= Nikolai Kopnin =

Russian physicist

Nikolai Borisovich Kopnin (May 17, 1946 - October 20, 2013) was a Russian physicist specializing in superconductivity.

== Education and career ==

Born in Moscow, Kopnin earned a master's degree in physics in 1970 from Moscow Institute of Physics and Technology and a PhD in physics and mathematics in 1973 from the Landau Institute for Theoretical Physics, where his supervisor was Lev P. Gor’kov; his dissertation was on vortices in Type II superconductors. He remained at the Landau Institute as a researcher and in 1984 was awarded a higher doctorate and became a Leading Research Fellow.
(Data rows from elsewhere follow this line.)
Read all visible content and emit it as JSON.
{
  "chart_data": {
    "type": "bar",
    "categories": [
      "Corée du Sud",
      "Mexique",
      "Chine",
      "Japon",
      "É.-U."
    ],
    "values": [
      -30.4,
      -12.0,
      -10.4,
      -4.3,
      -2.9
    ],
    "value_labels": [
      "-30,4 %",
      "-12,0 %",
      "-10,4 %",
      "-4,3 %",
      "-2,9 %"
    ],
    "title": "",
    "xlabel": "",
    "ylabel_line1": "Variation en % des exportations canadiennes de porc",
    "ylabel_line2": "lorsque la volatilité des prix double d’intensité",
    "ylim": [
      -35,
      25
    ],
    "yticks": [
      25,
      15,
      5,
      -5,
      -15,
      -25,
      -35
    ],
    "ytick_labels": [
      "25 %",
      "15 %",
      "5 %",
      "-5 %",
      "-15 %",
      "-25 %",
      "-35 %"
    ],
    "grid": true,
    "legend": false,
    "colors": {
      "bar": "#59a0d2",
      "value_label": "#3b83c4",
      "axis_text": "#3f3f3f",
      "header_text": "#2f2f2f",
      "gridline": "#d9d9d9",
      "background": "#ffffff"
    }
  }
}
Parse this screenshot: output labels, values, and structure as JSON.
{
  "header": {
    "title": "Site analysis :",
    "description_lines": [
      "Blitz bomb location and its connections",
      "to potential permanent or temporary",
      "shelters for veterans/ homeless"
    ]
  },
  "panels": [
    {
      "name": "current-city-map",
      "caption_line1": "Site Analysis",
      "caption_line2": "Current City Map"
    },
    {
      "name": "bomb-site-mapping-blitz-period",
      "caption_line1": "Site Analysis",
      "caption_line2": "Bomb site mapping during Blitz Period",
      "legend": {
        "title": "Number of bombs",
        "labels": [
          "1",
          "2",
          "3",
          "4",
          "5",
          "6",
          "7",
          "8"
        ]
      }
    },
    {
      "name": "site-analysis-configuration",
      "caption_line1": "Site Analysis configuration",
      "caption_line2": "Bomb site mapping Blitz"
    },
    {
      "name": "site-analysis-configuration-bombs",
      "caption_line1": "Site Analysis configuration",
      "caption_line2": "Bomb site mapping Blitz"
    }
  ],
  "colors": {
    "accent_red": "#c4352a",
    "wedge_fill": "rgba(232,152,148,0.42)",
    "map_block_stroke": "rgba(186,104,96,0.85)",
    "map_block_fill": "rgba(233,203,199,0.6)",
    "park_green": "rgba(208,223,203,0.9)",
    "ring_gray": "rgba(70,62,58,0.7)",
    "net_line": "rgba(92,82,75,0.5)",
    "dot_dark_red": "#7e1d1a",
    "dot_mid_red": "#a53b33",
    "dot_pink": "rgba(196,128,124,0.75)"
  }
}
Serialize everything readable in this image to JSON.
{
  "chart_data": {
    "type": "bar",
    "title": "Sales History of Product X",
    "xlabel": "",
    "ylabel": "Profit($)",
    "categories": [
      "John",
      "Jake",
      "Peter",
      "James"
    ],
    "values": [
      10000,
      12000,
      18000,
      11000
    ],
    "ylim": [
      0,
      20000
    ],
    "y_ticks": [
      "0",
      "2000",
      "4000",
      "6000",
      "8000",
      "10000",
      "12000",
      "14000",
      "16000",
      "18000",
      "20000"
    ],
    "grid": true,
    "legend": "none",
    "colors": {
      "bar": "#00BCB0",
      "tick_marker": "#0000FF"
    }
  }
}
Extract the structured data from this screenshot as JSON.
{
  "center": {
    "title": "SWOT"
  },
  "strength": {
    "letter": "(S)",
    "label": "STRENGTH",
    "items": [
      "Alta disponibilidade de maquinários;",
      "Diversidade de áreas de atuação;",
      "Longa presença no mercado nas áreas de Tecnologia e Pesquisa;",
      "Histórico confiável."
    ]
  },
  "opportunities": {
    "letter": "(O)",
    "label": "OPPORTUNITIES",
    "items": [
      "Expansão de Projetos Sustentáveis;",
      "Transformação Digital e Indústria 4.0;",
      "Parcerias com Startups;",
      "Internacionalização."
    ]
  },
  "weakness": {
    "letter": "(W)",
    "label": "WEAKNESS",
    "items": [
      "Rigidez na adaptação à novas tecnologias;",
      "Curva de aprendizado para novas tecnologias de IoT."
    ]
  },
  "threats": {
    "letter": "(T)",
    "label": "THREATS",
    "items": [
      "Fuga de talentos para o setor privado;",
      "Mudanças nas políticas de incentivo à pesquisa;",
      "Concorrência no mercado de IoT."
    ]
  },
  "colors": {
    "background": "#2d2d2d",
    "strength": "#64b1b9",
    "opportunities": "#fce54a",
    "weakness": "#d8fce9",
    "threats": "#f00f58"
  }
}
From 1988 to 1994 he was a professor of physics at Moscow State Institute of Radio Engineering, Electronics and Automation. In 2000 he joined the faculty of the Low Temperature Laboratory at the Helsinki University of Technology in Finland, now Aalto University. He was also a visiting professor at, among others, CNRS in Grenoble and the University of Paris-Sud in France, the Hebrew University of Jerusalem in Israel, and the University of Chicago and the Argonne National Laboratory in the USA.

== Research ==

Kopnin's primary research area was superconductivity, in particular non-equilibrium and non-stationary phenomena. One of the forces acting on quantum vortices in superfluids and superconductors is known as the "Kopnin force" after him. In 1991, by extending his theory concerning this force to chiral superfluids, he predicted the existence of fermionic bound states, quasiparticles now known as Majorana fermions and that it may be possible to observe in topological superfluids and superconductors. He contributed to the studies of anisotropic and layered superconductors and developed the microscopic theories for dissipative and non-stationary flow in Fermi superfluids. His 2001 monograph Theory of Nonequilibrium Superconductivity has been widely cited. He published more than 150 articles in international journals.

== Honors ==

In 2011, with his Landau colleague S.V. Iordanskii, Kopnin was awarded the Simon Memorial Prize of the Institute of Physics for his work on the forces acting on quantum vortices in superfluids and superconductors.

== Family ==

Nikolai Kopnin is survived by his widow Sidelnikova Anna and four children: Helen Kopnina, Anna Grifa, Petr Kopnin, Olga Kopnina.